Em um plano, a incerteza – ou quase certeza negativa – sobre a capacidade da presidente Dilma Rousseff de administrar as demandas e as contradições da base governista da Câmara e do Senado e, por extensão a perspectiva da emergência de tensões agudas entre o Executivo e o Congresso ao longo de seu governo. Em outro plano, os persistentes índices de avaliação social crítica da atuação e do próprio papel do Legislativo – em face da dependência praticamente completa de suas decisões ao governo, e reforçados por sucessivas denúncias de irregularidades envolvendo sobretudo parlamentares dos partidos da base mas também dos oposicionistas. A combinação das variáveis desses dois planos tem trazido para a ordem do dia do debate institucional o conteúdo e a prática do “presidencialismo de coalizão” – expressão cunhada em 1988 pelo cientista político Sérgio Abranches para definir o tipo ou modelo peculiar de governabilidade do Brasil gerado pela última Constituinte – que terminou subordinando a preparação do parlamentarismo a um fecho presidencialista. No qual os Decretos-Leis do Executivo do regime autoritário foram substituídos por Medidas Provisórias (MPs) dos presidentes eleitos.

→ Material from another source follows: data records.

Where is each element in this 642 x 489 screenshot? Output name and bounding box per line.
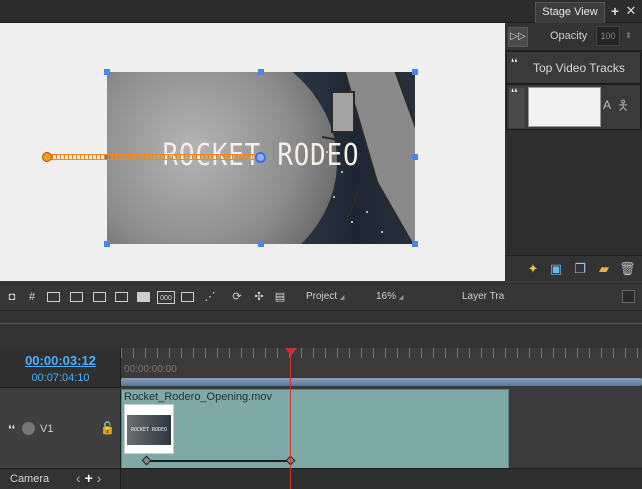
motion-path-icon[interactable]: ⋰ <box>203 291 217 304</box>
resize-handle-top[interactable] <box>258 69 264 75</box>
visibility-eye-icon[interactable]: ❛❛ <box>511 88 517 99</box>
timecode-display: 00:00:03:12 00:07:04:10 <box>0 348 121 388</box>
add-image-icon[interactable]: ▣ <box>548 261 564 277</box>
resize-handle-right[interactable] <box>412 154 418 160</box>
resize-handle-bottom-right[interactable] <box>412 241 418 247</box>
zoom-dropdown-label: 16% <box>376 291 397 302</box>
fill-icon[interactable] <box>137 292 150 302</box>
total-duration: 00:07:04:10 <box>31 372 90 384</box>
resize-handle-bottom-left[interactable] <box>104 241 110 247</box>
resize-handle-bottom[interactable] <box>258 241 264 247</box>
transform-icon[interactable]: ✣ <box>252 291 266 304</box>
opacity-label: Opacity <box>550 30 588 42</box>
panel-tab-bar: Stage View + ✕ <box>0 0 642 23</box>
keyframe-start[interactable] <box>141 455 152 466</box>
camera-nav: ‹ + › <box>76 470 101 486</box>
project-dropdown[interactable]: Project ◢ <box>306 291 345 302</box>
video-clip[interactable]: Rocket_Rodero_Opening.mov ROCKET RODEO <box>121 389 509 469</box>
track-type-label: A <box>603 98 612 112</box>
camera-track-lane[interactable] <box>121 468 642 489</box>
motion-path[interactable] <box>44 154 260 160</box>
track-header-v1: ❛❛ V1 🔓 <box>0 389 121 469</box>
chevron-right-icon[interactable]: › <box>97 470 102 486</box>
track-panel-footer: ✦ ▣ ❐ ▰ 🗑 <box>505 255 642 281</box>
opacity-spinner-icon[interactable]: ⬍ <box>625 31 632 40</box>
close-icon[interactable]: ✕ <box>624 4 638 18</box>
project-dropdown-label: Project <box>306 291 338 302</box>
title-safe-icon[interactable] <box>93 292 106 302</box>
actor-icon: 🯅 <box>617 97 630 113</box>
playhead[interactable] <box>290 348 291 489</box>
duplicate-icon[interactable]: ❐ <box>572 261 588 277</box>
visibility-eye-icon[interactable]: ❛❛ <box>8 423 15 436</box>
rotate-icon[interactable]: ⟳ <box>230 291 244 304</box>
camera-label: Camera <box>10 473 50 485</box>
chevron-down-icon: ◢ <box>398 295 404 301</box>
toolbar-checkbox[interactable] <box>622 290 635 303</box>
track-thumbnail <box>528 87 601 127</box>
ruler-ticks <box>121 348 642 358</box>
current-timecode[interactable]: 00:00:03:12 <box>0 353 121 368</box>
layers-icon[interactable]: ▤ <box>273 291 287 304</box>
add-icon[interactable]: + <box>85 470 93 486</box>
stage-toolbar: ◘ # 000 ⋰ ⟳ ✣ ▤ Project ◢ 16% ◢ Layer Tr… <box>0 283 642 309</box>
clip-thumbnail-image: ROCKET RODEO <box>127 415 171 445</box>
motion-path-end-point[interactable] <box>255 152 266 163</box>
timeline-panel: 00:00:03:12 00:07:04:10 00:00:00:00 ❛❛ V… <box>0 348 642 489</box>
record-icon[interactable] <box>22 422 35 435</box>
folder-icon[interactable]: ▰ <box>596 261 612 277</box>
track-name: Top Video Tracks <box>533 61 625 75</box>
time-ruler[interactable]: 00:00:00:00 <box>121 348 642 388</box>
resize-handle-top-left[interactable] <box>104 69 110 75</box>
panel-divider[interactable] <box>0 310 642 348</box>
add-panel-icon[interactable]: + <box>608 4 622 18</box>
add-effect-icon[interactable]: ✦ <box>525 261 541 277</box>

Esse debate passou a incluir as avaliações de amplo estudo acadêmico coordenado pelo professor da USP e cientista político José Álvaro Moisés, que foi lançado sexta-feira da semana passada pela internet (em formato de e-book), com o título “O papel do Congresso Nacional no Parlamentarismo de Coalizão”. A tese central do estudo – segundo reportagem/entrevista de Ivan Marsiglia, no Estado de S. Paulo, de domingo último - “é que a democracia incorporou a hipertrofia herdada do período militar”. “A hipertrofia do Executivo sobre o Legislativo é tal no Brasil de hoje – assinala o coordenador do estudo – que o presidente praticamente define a agenda das duas Casas, a partir dos líderes e da composição das mesas. E, além das MPs, ele tem a prerrogativa exclusiva de definir o orçamento e a famosa possibilidade de pedir “urgência” ou até urgência urgentíssima. É o recurso do recurso”. O problema básico da prática desse tipo de presidencialismo, apontado pelo estudo, é a montagem de alianças eleitorais tão amplas como a tecida por Lula para sua candidata presidencial, sem compromisso correspondente com um programa. O que juntou seus participantes foi a soma da alta popularidade do lulismo com o acerto de cargos, verbas e outros favores da máquina federal. Acerto (ou promessa) também predominante como critério de composição do novo governo, feita igualmente à margem de um compromisso pragmático. Comparação entre as administrações de FHC e de Lula formulada por José Álvaro Moisés: “Fernando Henrique sempre soube que o presidente sozinho não governa. No seu primeiro mandato, Lula não levou isso em consideração. No segundo ele corrigiu. A experiência do “mensalão”, desse ponto de vista, foi educativa. Lembre-se que antes de Lula assumir houve uma tentativa liderada pelo futuro ministro José Dirceu de fazer aliança com o PMDB, que Lula vetou. Seu governo ficou apoiado numa coalizão incompleta, com um ministério formado basicamente pelo PT, e se desestabilizou”.
As MPs e o Legislativo – Finalmente, o Senado vai deliberar sobre uma matéria institucional relevante: a revisão do rito das MPs. Podendo enfrentar, ao menos em parte, o principal mecanismo da prática distorcida do “presidencialismo de coalizão” e o fator maior do aviltamento das funções do Congresso - o uso abusivo dessas MPs. Nas próximas semanas, o plenário da Casa votará um substitutivo de Aécio Neves (a uma emenda do presidente José Sarney a projeto do Executivo) que restringe essas MPs: regulando o caráter de relevância e urgência das medidas propostas, o processo de tramitação e a admissibilidade delas pelo Legislativo, bem como vedando o “contrabando” de matérias estranhas à natureza da MP original. Artigo de Aécio Neves no Globo de domingo, intitulado “O dia D das MPs”, começou, assim, a justificar o substitutivo que apresentou e o empenho para sua aprovação: “Estaremos diante de uma escolha crucial entre o caminho da necessária recuperação dos princípios básicos que regem as prerrogativas essenciais do Congresso ou o adensamento de uma subserviência que não serve ao país”. E concluiu: “Como se vê este não é um tema árido, afeito apenas ao mundo da política e aos especialistas. Ele tem tudo a ver com os valores básicos do país que sonhamos e queremos ser e com o Parlamento que merecemos e podemos ter”.